By observing the intensity of the detected fluorescence signal, we can make an efficient detection of the gene product obtained after HPV amplification. The research results show that in the detection of high-risk HPV, this study used two methods for detecting efficiency approximation, there was no statistically significant differences (P > 0. 05); and compared with the wet wart and cervicitis, squamous cell carcinoma, low-grade squamous intraepithelial lesion (LSIL) and high grade squamous intraepithelial lesions (HSIL) positive rate higher, the difference is statistically significant (P < 0. 05).
To sum up, the multiplex real-time PCR method for the detection of easy automation, with good repeatability, detection is fast and simple, also has the sensitivity, specificity and high yield characteristics, DNA amplification product detection accuracy rate is high, suitable for monitoring high risk HPV persistent infection and large scale screening, clinical can be popularized and used.
reference
[1] Bing Yu Zou, Pu Haiying, Li Dan, et al. 210 cases of high-risk human papillomavirus papilloma virus infection detection and cervical lesions affecting factors study [J]. Journal of Practical Gynecology and obstetrics, 2013, 29 (12): 938-940.

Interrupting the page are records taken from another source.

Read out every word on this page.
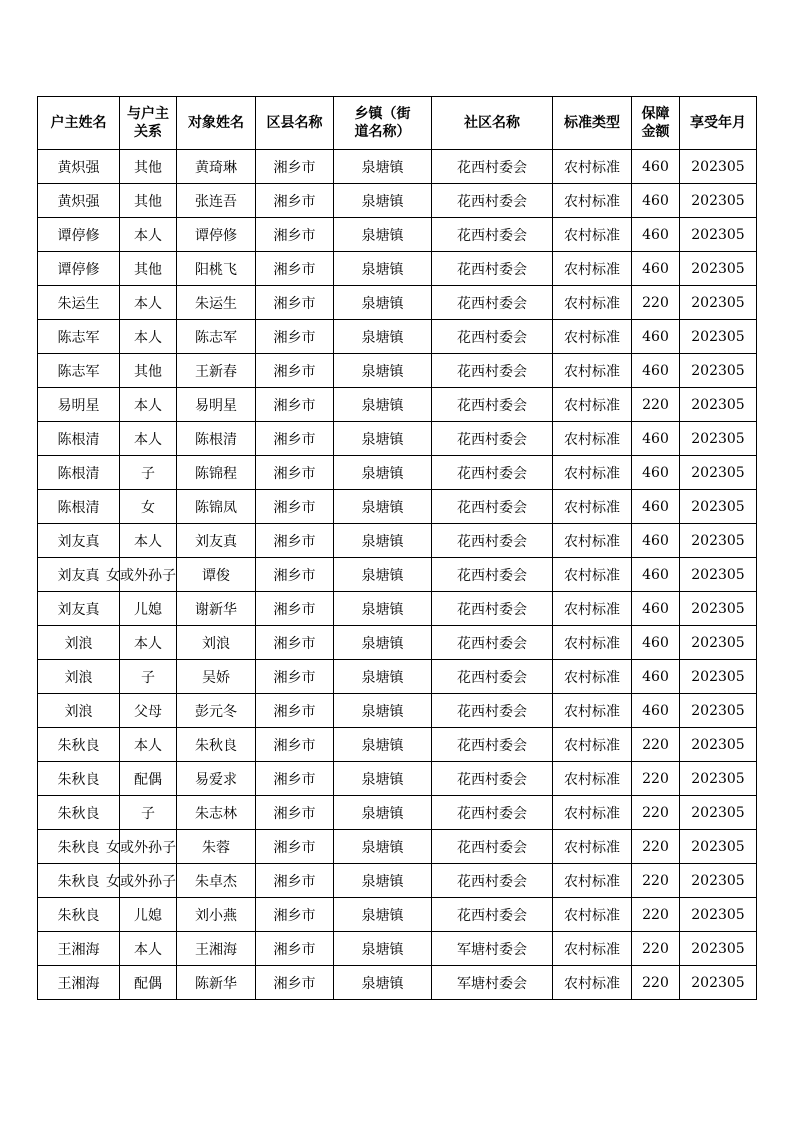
户主姓名	与户主关系	对象姓名	区县名称	乡镇（街道名称）	社区名称	标准类型	保障金额	享受年月
黄炽强	其他	黄琦琳	湘乡市	泉塘镇	花西村委会	农村标准	460	202305
黄炽强	其他	张连吾	湘乡市	泉塘镇	花西村委会	农村标准	460	202305
谭停修	本人	谭停修	湘乡市	泉塘镇	花西村委会	农村标准	460	202305
谭停修	其他	阳桃飞	湘乡市	泉塘镇	花西村委会	农村标准	460	202305
朱运生	本人	朱运生	湘乡市	泉塘镇	花西村委会	农村标准	220	202305
陈志军	本人	陈志军	湘乡市	泉塘镇	花西村委会	农村标准	460	202305
陈志军	其他	王新春	湘乡市	泉塘镇	花西村委会	农村标准	460	202305
易明星	本人	易明星	湘乡市	泉塘镇	花西村委会	农村标准	220	202305
陈根清	本人	陈根清	湘乡市	泉塘镇	花西村委会	农村标准	460	202305
陈根清	子	陈锦程	湘乡市	泉塘镇	花西村委会	农村标准	460	202305
陈根清	女	陈锦凤	湘乡市	泉塘镇	花西村委会	农村标准	460	202305
刘友真	本人	刘友真	湘乡市	泉塘镇	花西村委会	农村标准	460	202305
刘友真	女或外孙子	谭俊	湘乡市	泉塘镇	花西村委会	农村标准	460	202305
刘友真	儿媳	谢新华	湘乡市	泉塘镇	花西村委会	农村标准	460	202305
刘浪	本人	刘浪	湘乡市	泉塘镇	花西村委会	农村标准	460	202305
刘浪	子	吴娇	湘乡市	泉塘镇	花西村委会	农村标准	460	202305
刘浪	父母	彭元冬	湘乡市	泉塘镇	花西村委会	农村标准	460	202305
朱秋良	本人	朱秋良	湘乡市	泉塘镇	花西村委会	农村标准	220	202305
朱秋良	配偶	易爱求	湘乡市	泉塘镇	花西村委会	农村标准	220	202305
朱秋良	子	朱志林	湘乡市	泉塘镇	花西村委会	农村标准	220	202305
朱秋良	女或外孙子	朱蓉	湘乡市	泉塘镇	花西村委会	农村标准	220	202305
朱秋良	女或外孙子	朱卓杰	湘乡市	泉塘镇	花西村委会	农村标准	220	202305
朱秋良	儿媳	刘小燕	湘乡市	泉塘镇	花西村委会	农村标准	220	202305
王湘海	本人	王湘海	湘乡市	泉塘镇	军塘村委会	农村标准	220	202305
王湘海	配偶	陈新华	湘乡市	泉塘镇	军塘村委会	农村标准	220	202305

[2] Hu Zhong Xiang, Li Dequn, Xi Cheng Yue, et. Breast cancer in high-risk human papilloma virus infection and with micro vascular density correlation [J]. Clinical and Experimental Pathology Journal, 2014, 30 (3): 261-263 (in Chinese with English Abstract).
Wei Wei, Song Yuntao, Zhang Baoyun, et al. Detection and analysis of human papilloma virus infection in patients with laryngeal squamous cell carcinoma (J). Journal of experimental and clinical research of China, 2013, 27 (1): 22-24.
Xing Zhiyan, Xu Dongyan, Hao Bai Lian, et al. Analysis of 955 cases of gynecological gynecological infections in women with HPV infection (J). Journal of reproductive medicine, 2013, 22 (12): 951-953.
[5] Shuang Shuang Nie, Ding Xian Ping, Chen Zuyi,. Chengdu region of human papilloma virus infection subtypes and age distribution, multiple infection and trend research [J]. International Journal of medical microbiology, 2013, 34 (22): 3026-3028.